Volume is a number that shows the number of contracts that have been bought or sold at a particular point in time. For example, if a buyer buys one futures contract, then the total volume information in this candle is added +1. The candlestick becomes green or red, depending on whether more contracts were sold or bought.The market price changes under the influence of two main factors – supply and demand. For this reason, the analysis of almost any instrument of the futures market is carried out by taking into account the volume of sales and purchases formed during a certain period of time.
The analysis of market volume has a determining value in the process of making transactions in the futures market, because it is possible to determine to what extent the market is interested in a particular price level.
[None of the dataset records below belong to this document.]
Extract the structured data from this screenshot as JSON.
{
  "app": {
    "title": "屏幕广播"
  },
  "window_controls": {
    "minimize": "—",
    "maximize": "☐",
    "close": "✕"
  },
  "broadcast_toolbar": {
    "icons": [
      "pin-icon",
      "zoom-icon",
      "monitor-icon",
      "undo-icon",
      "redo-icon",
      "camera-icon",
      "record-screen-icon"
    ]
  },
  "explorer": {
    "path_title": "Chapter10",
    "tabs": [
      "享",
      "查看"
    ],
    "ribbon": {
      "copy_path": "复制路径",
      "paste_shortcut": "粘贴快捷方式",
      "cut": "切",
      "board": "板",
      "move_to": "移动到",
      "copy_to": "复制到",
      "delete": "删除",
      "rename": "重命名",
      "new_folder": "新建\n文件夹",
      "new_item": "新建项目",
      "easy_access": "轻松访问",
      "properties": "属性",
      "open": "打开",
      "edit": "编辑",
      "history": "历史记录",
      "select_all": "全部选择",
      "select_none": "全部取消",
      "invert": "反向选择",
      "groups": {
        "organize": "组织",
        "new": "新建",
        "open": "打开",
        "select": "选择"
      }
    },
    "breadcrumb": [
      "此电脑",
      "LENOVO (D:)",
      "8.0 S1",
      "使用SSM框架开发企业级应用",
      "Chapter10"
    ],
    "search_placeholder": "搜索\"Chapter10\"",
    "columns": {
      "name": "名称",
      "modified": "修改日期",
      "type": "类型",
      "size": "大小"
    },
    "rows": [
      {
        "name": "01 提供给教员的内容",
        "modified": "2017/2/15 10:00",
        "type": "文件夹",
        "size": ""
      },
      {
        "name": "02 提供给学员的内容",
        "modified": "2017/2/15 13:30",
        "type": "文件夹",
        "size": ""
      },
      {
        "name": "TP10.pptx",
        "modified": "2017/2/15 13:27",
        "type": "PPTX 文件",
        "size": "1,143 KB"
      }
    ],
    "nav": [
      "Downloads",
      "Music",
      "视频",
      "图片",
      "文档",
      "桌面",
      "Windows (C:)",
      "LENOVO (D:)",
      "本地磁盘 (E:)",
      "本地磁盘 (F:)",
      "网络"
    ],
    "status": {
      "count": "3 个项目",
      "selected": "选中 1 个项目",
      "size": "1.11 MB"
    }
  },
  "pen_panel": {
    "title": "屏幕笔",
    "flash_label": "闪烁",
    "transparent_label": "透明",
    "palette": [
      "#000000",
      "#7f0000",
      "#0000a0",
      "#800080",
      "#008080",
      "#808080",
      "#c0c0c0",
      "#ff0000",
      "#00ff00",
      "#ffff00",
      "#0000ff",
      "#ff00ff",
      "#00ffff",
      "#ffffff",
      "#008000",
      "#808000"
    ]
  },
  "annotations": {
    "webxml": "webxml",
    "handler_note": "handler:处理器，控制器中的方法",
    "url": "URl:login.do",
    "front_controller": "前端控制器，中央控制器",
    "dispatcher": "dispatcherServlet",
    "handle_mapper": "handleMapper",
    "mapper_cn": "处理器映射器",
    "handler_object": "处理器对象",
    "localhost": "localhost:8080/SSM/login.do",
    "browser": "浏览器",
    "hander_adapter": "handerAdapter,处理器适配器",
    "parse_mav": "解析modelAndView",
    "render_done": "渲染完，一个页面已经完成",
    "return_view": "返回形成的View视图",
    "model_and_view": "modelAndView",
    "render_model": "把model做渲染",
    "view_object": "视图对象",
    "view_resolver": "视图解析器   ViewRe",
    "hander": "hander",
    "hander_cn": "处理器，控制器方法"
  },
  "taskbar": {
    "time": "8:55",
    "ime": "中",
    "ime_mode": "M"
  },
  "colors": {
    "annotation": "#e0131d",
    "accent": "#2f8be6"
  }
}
This type of analysis assumes the identification of price levels at which the largest number of transactions took place for a particular type of instrument. At such points, usually the highest level of the market participants’ interest in a certain price is formed. If you consider the process in the complex it becomes clear that the market movement occurs from the previous price level to the next one, and in fact – from one large volume to another.
Horizontal volume. Shows the degree of interest of large exchange players in the price, which is at this level.
Vertical volume. Indicates the degree of interest of the players (the number of contracts or deals) for a certain period of time. They are not tied to the price levels.
Horizontal volumes are displayed on the chart as a level scale. You can use them to determine the price near which market participants have made the maximum number of trades. The strongest and most significant level is easy to determine visually. It will be represented by the longest bar.
Horizontal volume allows you to see how the volume accumulates at different price levels. What does it give the trader in fact?
- Understanding of the current market positioning. Thanks to the indicator of horizontal volumes, the trader can see how positions are distributed and where large volumes are accumulated and, as we know, large volumes are often a sign of the presence of large players.
- The ability to find strong levels in the market. Volumes will not consolidate around weak levels. Therefore, the market chart indicator will help to unmistakably determine the strong levels and build your trade around them.
- The ability to find support and resistance zones. By guiding the price movement in relation to key points of the market profile a trader will be able to predict the further price movement.
- Accuracy in setting stop-losses. Analysis of horizontal volumes will help the trader to choose the right place for placing the limit orders so they won’t be thrown by a random movement.
- Accuracy of choice of a moment to enter the market. The analysis of the market profile helps to filter out the weak levels and to catch a powerful price movement at its beginning.
Obviously, the analysis of horizontal volumes can give a trader a lot of useful information for his or her trading. But to be really so, it is necessary to understand the principles of horizontal volume formation and understand how to apply them in practice.
Vertical volume is an indicator that allows you to see the strength/weakness of the movement, trend reversal points, as well as price behavior in certain market phases.
Using the vertical volume, the user can comprehensively analyze the behavior of the trend. To do this, you just need to know two very important rules:
If there is a high volume figure in the market, then you can expect a prolonged and powerful price movement in the corresponding direction. As mentioned above, this is due to the fact that the value is directly related to the amount of finances “poured in” by large users into one or another direction for the movement of the selected asset;
However, if there is a strong movement of the price line, which is not supported by commensurate trading volumes, you should expect a rapid change in the direction in which the value is moving.
Attentive traders may have a question: how the price moves in a certain direction, provided that the market does not have the appropriate vertical volume. This phenomenon can be very easily explained in a real-life situation. For example, when driving a car, the driver keeps his foot on the gas pedal for a while so that the car picks up speed. However, after the driver releases the pedal, the car will still continue to move and will not stop until some time later.
This phenomenon is called inertia and does not only apply in physics. Value is quite inert to the volume moving it. That is, if the vertical volume is high in the market, the price line will move in the appropriate direction for some time. However, it will not stop after the driving force fades, moving the same way for some time. Using this pattern, the user can identify potential reversal points of the market trend.
The volume is the basis for the movement; a trend cannot start without a large volume injection into it. If market participants are not interested in the movement, they will stop pouring volume into it and, accordingly, the movement will get weaker and outlive itself.